Pertanyaan:
Pada sebuah kesempatan, Syaikh Abdullah bin Abdul Aziz Al ‘Uqail*) rahimahullah ditanya:
Bagaimana dengan ungkapan yang banyak tersebar di masyarakat, yaitu: حب الوطن من الإيمان “Cinta tanah air adalah bagian dari iman”. Apakah ungkapan ini adalah sebuah hadits yang shahih?

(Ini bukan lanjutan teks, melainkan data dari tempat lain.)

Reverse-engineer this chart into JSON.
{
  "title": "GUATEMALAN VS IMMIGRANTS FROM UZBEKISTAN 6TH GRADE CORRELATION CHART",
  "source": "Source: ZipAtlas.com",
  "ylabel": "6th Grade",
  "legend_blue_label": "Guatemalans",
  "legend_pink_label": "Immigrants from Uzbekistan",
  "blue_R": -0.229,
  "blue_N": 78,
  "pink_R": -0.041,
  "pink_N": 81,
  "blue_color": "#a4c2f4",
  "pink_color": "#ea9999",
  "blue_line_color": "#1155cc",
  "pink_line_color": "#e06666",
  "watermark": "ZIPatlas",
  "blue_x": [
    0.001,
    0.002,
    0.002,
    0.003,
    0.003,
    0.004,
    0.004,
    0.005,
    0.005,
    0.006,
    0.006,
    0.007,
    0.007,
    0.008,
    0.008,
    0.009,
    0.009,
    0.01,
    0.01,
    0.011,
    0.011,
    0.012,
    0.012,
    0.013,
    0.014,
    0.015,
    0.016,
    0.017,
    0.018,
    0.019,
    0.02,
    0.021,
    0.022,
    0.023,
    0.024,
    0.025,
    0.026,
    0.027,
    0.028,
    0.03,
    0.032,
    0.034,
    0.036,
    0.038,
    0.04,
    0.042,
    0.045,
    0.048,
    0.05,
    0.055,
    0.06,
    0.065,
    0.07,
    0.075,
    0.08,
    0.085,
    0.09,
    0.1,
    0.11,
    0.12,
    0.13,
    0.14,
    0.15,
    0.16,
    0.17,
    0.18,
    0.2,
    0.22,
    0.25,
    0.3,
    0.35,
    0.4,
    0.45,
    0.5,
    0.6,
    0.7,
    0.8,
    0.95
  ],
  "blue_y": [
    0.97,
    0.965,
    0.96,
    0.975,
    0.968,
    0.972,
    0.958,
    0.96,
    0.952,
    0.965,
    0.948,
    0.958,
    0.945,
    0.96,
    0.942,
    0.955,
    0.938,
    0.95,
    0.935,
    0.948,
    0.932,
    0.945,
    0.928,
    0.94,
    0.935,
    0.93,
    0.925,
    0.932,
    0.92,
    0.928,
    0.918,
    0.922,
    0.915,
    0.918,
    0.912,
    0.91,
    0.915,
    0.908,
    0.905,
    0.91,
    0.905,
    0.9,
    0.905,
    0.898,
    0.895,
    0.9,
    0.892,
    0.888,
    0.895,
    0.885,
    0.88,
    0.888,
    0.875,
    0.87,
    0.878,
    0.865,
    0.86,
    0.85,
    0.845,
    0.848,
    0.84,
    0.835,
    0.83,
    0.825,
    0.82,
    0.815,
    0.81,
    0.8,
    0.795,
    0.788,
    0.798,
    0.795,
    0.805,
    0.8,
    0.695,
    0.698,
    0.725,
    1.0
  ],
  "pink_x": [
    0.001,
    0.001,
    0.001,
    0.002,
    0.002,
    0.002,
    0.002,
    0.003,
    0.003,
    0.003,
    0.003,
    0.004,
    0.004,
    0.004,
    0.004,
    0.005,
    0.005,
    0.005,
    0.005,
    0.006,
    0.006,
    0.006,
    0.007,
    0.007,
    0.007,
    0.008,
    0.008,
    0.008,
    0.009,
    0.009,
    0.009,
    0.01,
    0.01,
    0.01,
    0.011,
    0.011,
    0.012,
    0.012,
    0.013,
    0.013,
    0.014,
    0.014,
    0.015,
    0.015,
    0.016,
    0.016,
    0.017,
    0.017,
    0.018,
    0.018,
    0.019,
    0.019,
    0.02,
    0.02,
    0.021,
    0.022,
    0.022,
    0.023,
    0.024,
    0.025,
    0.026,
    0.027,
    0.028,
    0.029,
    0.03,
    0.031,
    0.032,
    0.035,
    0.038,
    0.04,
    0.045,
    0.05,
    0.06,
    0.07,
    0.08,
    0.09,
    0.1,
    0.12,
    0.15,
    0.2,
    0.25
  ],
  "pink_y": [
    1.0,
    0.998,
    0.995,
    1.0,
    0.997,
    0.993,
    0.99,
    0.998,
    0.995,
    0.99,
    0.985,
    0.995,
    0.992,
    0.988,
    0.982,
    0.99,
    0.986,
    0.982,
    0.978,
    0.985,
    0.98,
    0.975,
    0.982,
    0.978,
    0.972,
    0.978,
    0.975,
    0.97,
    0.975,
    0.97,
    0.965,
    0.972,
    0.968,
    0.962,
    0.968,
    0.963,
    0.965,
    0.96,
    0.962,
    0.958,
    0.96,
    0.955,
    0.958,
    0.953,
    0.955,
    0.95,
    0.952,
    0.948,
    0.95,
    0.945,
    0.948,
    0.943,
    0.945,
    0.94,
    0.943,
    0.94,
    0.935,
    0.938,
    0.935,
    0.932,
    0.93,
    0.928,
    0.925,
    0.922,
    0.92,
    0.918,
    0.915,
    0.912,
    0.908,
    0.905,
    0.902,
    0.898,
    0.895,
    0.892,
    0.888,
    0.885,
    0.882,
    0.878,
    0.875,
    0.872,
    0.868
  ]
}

Syaikh Abdullah bin Abdul Aziz Al ‘Uqail menjawab:
Al Ajluni dalam kitab Kasyful Khafa berkata: “Hadits ini dikatakan oleh As Shaghani sebagai hadits maudhu (palsu).“ Al Ajluni juga berkata dalam kitab Al Maqashid: “Aku tidak ragu bahwa hadits ini palsu, namun maknanya benar”. Pernyataan Al Ajluni yang menyatakan bahwa makna hadits ini benar disanggah oleh Al Qaari, ia berkata: “Pernyataan ini sungguh aneh. Karena antara cinta tanah air dengan keimanan sama sekali tidak ada kaitannya”. Kemudian Al Qaari berdalil dengan ayat:
وَلَوْ أَنَّا كَتَبْنَا عَلَيْهِمْ أَنِ اقْتُلُوا أَنْفُسَكُمْ أَوِ اخْرُجُوا مِنْ دِيَارِكُمْ مَا فَعَلُوهُ إِلَّا قَلِيلٌ مِنْهُمْ ۖ
“Seandainya Allah memerintahkan mereka untuk membunuh diri mereka atau memeriintahkan mereka untuk keluar dari negerinya, maka mereka tidak akan patuh, kecuali sedikit orang saja.” (Qs. An Nisa: 66)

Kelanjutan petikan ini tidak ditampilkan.